SIREN: Semantic, Initialization-Free Registration of Multi-Robot Gaussian Splatting Maps
Ola Shorinwa, Jiankai Sun, Mac Schwager, Anirudha Majumdar
TL;DR
SIREN addresses the challenge of registering multi-robot GSplat maps without camera poses or inter-map initializations by exploiting open-vocabulary semantics to locate informative regions and establish reliable Gaussian correspondences. It fuses a three-stage SCF pipeline—semantic feature extraction and matching, coarse Gaussian-to-Gaussian registration, and fine photometric registration with novel-view synthesis and semantics-based filtering—to produce high-fidelity fused maps. The method demonstrates dramatic improvements in rotation, translation, and scale accuracy across real-world datasets and heterogeneous hardware, while maintaining photometric realism; ablations and finetuning further enhance visual fidelity. This approach significantly broadens multi-robot mapping capabilities for large-scale and open-world robotics tasks by removing reliance on pose and image data during fusion, enabling robust, high-quality environment models from diverse platforms.
Abstract
We present SIREN for registration of multi-robot Gaussian Splatting (GSplat) maps, with zero access to camera poses, images, and inter-map transforms for initialization or fusion of local submaps. To realize these capabilities, SIREN harnesses the versatility and robustness of semantics in three critical ways to derive a rigorous registration pipeline for multi-robot GSplat maps. First, SIREN utilizes semantics to identify feature-rich regions of the local maps where the registration problem is better posed, eliminating the need for any initialization which is generally required in prior work. Second, SIREN identifies candidate correspondences between Gaussians in the local maps using robust semantic features, constituting the foundation for robust geometric optimization, coarsely aligning 3D Gaussian primitives extracted from the local maps. Third, this key step enables subsequent photometric refinement of the transformation between the submaps, where SIREN leverages novel-view synthesis in GSplat maps along with a semantics-based image filter to compute a high-accuracy non-rigid transformation for the generation of a high-fidelity fused map.
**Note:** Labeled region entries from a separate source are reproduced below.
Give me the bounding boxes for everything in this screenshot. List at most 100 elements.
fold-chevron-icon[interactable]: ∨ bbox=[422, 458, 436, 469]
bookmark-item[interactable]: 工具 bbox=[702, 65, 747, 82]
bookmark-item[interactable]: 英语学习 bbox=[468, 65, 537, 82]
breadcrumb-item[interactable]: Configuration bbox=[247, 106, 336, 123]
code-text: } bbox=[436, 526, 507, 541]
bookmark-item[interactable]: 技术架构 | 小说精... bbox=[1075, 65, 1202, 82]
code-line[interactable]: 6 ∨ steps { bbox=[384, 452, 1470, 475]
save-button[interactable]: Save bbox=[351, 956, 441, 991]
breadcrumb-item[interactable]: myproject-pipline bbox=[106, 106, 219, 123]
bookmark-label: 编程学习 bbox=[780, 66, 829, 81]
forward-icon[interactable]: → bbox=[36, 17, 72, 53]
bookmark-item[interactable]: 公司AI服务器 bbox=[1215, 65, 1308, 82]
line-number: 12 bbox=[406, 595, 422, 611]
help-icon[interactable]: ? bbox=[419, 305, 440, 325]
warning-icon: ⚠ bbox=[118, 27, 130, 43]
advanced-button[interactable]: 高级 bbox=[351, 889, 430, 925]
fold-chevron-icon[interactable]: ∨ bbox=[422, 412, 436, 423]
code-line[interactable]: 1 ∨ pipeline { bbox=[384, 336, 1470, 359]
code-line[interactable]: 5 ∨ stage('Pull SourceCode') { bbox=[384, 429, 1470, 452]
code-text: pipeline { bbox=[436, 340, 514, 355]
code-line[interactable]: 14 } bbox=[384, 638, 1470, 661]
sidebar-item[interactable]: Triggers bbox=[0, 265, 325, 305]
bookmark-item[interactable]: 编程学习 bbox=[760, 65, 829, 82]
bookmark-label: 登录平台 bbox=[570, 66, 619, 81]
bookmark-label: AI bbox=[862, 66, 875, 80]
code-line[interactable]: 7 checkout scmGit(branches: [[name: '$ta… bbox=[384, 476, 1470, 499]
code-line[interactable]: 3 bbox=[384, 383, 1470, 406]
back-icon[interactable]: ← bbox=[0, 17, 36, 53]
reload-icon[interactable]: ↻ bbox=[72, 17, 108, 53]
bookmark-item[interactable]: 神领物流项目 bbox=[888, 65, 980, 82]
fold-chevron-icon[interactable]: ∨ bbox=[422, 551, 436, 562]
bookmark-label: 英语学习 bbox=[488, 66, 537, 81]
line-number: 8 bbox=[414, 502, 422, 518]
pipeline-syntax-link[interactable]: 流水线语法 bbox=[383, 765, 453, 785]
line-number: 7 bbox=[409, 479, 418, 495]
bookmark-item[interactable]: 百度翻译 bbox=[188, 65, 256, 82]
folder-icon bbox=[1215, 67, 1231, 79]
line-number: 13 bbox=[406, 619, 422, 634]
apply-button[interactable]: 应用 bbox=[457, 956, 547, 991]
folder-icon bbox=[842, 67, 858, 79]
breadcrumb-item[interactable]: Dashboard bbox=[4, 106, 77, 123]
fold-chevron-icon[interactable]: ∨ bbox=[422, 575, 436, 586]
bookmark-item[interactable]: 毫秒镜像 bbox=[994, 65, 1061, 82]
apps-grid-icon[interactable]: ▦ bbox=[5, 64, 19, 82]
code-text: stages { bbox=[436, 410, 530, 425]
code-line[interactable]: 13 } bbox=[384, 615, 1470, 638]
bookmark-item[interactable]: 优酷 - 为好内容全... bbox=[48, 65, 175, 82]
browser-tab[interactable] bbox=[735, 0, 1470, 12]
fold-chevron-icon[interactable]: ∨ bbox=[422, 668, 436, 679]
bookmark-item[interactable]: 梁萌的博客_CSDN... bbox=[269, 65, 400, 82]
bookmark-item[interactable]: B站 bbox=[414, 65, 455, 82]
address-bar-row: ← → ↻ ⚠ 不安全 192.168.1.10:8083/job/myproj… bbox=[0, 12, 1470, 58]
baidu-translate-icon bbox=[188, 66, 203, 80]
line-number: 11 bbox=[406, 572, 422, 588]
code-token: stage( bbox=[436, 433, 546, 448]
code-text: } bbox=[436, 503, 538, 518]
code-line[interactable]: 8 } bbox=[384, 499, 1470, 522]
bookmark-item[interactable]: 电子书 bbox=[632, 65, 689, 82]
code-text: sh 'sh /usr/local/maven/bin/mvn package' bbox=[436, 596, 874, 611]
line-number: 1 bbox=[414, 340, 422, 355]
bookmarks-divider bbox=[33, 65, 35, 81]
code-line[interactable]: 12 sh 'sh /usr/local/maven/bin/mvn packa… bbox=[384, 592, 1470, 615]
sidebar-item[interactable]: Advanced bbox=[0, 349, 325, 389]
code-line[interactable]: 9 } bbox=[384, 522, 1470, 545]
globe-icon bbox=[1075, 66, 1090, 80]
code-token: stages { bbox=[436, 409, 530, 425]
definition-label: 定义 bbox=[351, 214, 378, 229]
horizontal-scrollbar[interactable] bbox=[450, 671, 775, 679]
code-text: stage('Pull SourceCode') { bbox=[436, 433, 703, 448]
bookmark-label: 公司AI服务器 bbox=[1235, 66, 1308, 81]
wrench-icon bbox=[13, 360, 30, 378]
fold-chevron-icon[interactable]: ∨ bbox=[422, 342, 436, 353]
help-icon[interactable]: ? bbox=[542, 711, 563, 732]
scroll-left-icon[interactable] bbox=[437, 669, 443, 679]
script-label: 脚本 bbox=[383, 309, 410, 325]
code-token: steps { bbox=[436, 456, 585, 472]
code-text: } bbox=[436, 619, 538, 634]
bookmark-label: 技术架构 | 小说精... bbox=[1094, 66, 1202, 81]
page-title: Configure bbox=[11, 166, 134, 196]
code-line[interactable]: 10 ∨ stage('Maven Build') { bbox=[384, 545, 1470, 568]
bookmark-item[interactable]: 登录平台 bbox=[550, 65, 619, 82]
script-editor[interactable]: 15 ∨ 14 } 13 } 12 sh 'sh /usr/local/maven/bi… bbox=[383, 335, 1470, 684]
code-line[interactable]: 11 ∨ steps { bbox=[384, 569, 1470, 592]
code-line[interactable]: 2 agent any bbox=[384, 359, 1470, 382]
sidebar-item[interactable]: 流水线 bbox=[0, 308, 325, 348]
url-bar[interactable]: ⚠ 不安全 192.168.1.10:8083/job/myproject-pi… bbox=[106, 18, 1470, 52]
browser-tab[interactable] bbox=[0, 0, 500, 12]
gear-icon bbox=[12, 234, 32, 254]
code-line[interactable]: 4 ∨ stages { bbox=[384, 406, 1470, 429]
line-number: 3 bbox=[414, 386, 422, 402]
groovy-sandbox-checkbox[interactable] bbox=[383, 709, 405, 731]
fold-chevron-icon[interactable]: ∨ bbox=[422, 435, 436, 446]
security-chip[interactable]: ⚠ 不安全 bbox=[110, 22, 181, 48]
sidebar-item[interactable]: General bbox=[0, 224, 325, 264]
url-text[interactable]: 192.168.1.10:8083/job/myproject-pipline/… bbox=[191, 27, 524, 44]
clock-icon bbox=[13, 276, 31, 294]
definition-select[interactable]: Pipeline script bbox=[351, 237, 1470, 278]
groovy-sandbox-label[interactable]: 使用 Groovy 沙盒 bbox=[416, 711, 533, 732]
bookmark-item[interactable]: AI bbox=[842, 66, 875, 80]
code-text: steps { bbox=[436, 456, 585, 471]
We demonstrate the superior performance of SIREN compared to competing baselines across a range of real-world datasets, and in particular, across the most widely-used robot hardware platforms, including a manipulator, drone, and quadruped. In our experiments, SIREN achieves about 90x smaller rotation errors, 300x smaller translation errors, and 44x smaller scale errors in the most challenging scenes, where competing methods struggle. We will release the code and provide a link to the project page after the review process.